K-Token Merging is an efficient inference scheme for long text processing in Large Language Models (LLMs). Its core idea is to merge the embedding vectors of consecutive tokens in the latent embedding space, achieving up to 75% input length compression while maintaining almost no loss in model performance. This scheme breaks through the limitations of traditional token-space compression, addresses the quadratic computational bottleneck of LLM's self-attention mechanism, and provides a new direction for efficient inference.

## Background: Computational Bottlenecks in Long Text Processing and Limitations of Existing Methods

### Computational Bottleneck
The computational complexity of LLM's self-attention mechanism is quadratic with input length. When the input increases from 1000 to 10000 tokens, the overhead may grow by 100 times, restricting applications in scenarios like long documents and codebases.

### Limitations of Existing Methods
Mainstream strategies (selective retention, summary generation, hierarchical processing) are all limited to the token space, failing to leverage the semantic redundancy of adjacent tokens in the latent embedding space and treating tokens as indivisible atomic units.
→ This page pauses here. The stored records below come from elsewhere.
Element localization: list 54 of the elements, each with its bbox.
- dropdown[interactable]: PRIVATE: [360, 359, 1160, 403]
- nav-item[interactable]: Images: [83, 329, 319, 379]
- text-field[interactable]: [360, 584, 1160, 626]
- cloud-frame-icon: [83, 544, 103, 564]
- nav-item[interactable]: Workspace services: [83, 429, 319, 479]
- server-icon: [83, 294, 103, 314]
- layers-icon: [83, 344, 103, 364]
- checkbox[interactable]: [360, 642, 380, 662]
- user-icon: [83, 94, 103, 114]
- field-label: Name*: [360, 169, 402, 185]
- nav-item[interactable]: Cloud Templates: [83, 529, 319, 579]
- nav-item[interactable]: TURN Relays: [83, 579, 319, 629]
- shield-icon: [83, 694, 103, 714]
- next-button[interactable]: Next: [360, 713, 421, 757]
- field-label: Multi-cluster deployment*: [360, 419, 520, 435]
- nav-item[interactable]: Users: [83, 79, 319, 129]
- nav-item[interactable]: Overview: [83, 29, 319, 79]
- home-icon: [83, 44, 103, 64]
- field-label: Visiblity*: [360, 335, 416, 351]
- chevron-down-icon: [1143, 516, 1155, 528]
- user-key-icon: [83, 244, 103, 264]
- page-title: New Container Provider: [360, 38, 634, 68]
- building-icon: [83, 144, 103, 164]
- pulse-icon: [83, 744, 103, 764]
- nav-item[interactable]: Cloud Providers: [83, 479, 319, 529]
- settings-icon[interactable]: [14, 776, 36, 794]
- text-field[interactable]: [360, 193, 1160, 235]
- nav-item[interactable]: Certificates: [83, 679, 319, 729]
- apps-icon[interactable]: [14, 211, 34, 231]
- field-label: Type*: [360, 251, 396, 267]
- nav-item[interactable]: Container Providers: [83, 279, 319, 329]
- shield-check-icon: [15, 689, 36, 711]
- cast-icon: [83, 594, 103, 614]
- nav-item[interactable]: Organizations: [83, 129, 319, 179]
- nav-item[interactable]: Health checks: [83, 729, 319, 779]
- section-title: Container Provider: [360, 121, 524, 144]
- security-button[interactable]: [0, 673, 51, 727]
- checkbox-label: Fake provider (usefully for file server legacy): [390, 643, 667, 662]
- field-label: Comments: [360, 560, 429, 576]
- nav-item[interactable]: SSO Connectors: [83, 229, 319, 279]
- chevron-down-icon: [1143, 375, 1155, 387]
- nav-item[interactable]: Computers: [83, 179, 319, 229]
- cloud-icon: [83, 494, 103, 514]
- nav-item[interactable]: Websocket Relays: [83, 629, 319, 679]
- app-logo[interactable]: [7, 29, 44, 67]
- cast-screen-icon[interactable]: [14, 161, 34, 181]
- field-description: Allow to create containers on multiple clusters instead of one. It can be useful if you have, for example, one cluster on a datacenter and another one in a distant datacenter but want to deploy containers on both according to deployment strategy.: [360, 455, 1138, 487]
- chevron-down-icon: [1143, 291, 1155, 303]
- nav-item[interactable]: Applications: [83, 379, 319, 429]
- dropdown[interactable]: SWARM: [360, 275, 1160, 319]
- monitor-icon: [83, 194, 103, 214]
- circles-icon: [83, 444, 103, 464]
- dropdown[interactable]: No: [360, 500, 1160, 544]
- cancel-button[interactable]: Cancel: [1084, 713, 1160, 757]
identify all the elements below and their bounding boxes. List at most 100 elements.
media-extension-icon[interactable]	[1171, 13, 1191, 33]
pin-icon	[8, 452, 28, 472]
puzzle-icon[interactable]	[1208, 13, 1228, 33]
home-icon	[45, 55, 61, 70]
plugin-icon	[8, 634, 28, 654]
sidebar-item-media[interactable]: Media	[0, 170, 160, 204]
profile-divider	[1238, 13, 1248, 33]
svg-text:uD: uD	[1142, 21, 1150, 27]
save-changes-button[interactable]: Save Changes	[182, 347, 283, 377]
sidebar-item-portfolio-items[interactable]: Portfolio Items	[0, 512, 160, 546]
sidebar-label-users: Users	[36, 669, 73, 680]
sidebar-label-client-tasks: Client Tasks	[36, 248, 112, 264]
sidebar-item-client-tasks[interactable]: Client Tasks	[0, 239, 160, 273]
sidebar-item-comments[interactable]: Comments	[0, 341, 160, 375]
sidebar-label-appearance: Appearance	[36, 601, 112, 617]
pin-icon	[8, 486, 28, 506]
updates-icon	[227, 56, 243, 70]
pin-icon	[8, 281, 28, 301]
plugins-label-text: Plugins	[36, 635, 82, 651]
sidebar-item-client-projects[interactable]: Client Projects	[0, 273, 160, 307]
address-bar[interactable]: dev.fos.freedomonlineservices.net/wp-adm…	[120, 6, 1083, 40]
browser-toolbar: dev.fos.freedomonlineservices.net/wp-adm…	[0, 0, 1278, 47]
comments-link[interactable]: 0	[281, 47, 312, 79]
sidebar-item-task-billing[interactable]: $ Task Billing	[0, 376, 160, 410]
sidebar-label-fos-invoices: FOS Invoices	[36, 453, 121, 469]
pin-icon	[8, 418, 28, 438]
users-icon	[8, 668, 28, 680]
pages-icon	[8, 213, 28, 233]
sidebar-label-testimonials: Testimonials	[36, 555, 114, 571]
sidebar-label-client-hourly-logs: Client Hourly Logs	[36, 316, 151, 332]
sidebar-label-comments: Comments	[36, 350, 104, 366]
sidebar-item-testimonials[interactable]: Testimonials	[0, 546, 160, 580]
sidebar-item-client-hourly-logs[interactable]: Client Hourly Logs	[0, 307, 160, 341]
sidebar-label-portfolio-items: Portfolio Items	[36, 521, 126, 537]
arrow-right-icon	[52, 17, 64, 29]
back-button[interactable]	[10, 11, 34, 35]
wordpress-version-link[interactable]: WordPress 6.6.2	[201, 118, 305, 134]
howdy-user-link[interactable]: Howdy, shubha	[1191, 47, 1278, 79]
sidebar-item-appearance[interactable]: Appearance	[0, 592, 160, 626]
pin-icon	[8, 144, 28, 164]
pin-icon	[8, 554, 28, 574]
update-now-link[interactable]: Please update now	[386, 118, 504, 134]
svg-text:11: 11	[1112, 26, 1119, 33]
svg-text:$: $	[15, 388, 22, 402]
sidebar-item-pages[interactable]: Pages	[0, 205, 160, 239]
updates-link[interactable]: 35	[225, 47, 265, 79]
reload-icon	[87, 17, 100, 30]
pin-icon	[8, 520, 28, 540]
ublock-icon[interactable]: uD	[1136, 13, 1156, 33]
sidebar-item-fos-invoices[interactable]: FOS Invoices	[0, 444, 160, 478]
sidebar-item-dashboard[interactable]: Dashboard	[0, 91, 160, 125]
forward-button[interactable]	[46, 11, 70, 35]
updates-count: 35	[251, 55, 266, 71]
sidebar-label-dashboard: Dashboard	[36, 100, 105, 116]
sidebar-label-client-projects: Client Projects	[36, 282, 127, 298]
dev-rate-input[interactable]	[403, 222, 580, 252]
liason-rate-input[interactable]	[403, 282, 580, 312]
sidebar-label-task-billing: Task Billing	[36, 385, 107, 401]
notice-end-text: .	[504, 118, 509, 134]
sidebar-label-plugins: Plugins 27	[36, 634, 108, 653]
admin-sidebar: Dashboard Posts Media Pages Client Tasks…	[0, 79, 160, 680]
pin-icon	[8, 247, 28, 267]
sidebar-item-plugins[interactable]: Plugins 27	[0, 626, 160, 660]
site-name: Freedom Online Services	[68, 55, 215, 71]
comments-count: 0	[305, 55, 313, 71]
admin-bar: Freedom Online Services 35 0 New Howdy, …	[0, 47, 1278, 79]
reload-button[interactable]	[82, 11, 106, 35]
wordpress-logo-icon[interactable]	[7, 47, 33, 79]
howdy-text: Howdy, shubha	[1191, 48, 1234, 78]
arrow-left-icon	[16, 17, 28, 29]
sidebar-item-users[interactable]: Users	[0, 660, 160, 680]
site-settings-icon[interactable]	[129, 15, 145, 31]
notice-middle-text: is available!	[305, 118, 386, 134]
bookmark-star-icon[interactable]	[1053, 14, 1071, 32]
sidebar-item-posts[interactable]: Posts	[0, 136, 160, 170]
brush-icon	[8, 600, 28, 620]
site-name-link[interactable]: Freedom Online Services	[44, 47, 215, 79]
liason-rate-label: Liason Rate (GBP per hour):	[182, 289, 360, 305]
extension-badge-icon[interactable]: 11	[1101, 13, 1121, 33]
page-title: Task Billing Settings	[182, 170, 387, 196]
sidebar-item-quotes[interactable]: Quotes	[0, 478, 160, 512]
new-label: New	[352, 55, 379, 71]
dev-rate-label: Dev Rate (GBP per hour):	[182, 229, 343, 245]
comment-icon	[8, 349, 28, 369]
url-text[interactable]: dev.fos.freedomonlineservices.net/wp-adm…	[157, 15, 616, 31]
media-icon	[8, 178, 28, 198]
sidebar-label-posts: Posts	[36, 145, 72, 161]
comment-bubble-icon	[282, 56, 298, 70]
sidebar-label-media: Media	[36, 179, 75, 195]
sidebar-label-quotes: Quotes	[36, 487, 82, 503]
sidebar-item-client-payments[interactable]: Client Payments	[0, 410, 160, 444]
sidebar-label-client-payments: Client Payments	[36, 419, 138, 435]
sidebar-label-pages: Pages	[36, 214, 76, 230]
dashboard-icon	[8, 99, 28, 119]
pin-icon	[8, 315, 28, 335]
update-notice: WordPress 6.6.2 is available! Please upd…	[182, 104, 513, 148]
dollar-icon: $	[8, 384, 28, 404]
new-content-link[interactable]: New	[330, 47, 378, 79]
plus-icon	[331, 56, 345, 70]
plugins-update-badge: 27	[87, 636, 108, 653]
## Core Methods and Technical Architecture of K-Token Merging

### Core Idea
Merge the embedding vectors of consecutive K tokens directly in the latent embedding space, rather than operating in the token space.

### Technical Architecture
1. **Lightweight Encoder**: Fuses every K consecutive token embeddings into a single vector with low compression overhead;
2. **LoRA Adaptation for LLMs**: Fine-tunes the model via Low-Rank Adaptation (LoRA) to adapt to compressed representations, training only a small number of parameters;
3. **Original Vocabulary Generation**: Retains the original token vocabulary at the output end, so the generated results are not restricted.

## Experimental Validation: Performance Across Multiple Tasks

The research team validated its effectiveness across three tasks:
1. **Structured Reasoning (Textualized Tree)**: Maintains reasoning accuracy without breaking hierarchical relationships;
2. **Sentiment Classification (Amazon Reviews)**: Preserves semantic information to support accurate sentiment judgment;
3. **Code Editing (CommitPackFT)**: Reliably handles technical content, verifying applicability in precision scenarios.

## Balance Between Compression and Performance & Technical Advantages

### Balance Between Compression and Performance
- Up to 75% input compression (4000→1000 tokens);
- Almost no significant performance drop compared to the uncompressed version;
- Lies on the Pareto frontier of performance-compression ratio.

### Technical Advantages
- Computational Efficiency: The self-attention computation is theoretically reduced to 1/16;
- Memory Optimization: Smaller activation memory, supporting longer contexts or larger batch sizes;
- Versatility: Seamlessly integrates with downstream tasks without modifying generation logic;
- Scalability: Flexible adjustment of K value to balance compression ratio and performance.

## Application Prospects and Summary

### Application Prospects
Applicable to scenarios like long document processing (legal/academic/technical manuals), codebase understanding, multi-turn dialogue memory, and RAG systems.

### Summary
K-Token Merging represents an important advancement in prompt compression technology. It breaks through traditional limitations, achieves efficient compression while maintaining performance, opens up a new direction for efficient LLM inference, and will play a key role in practical deployments.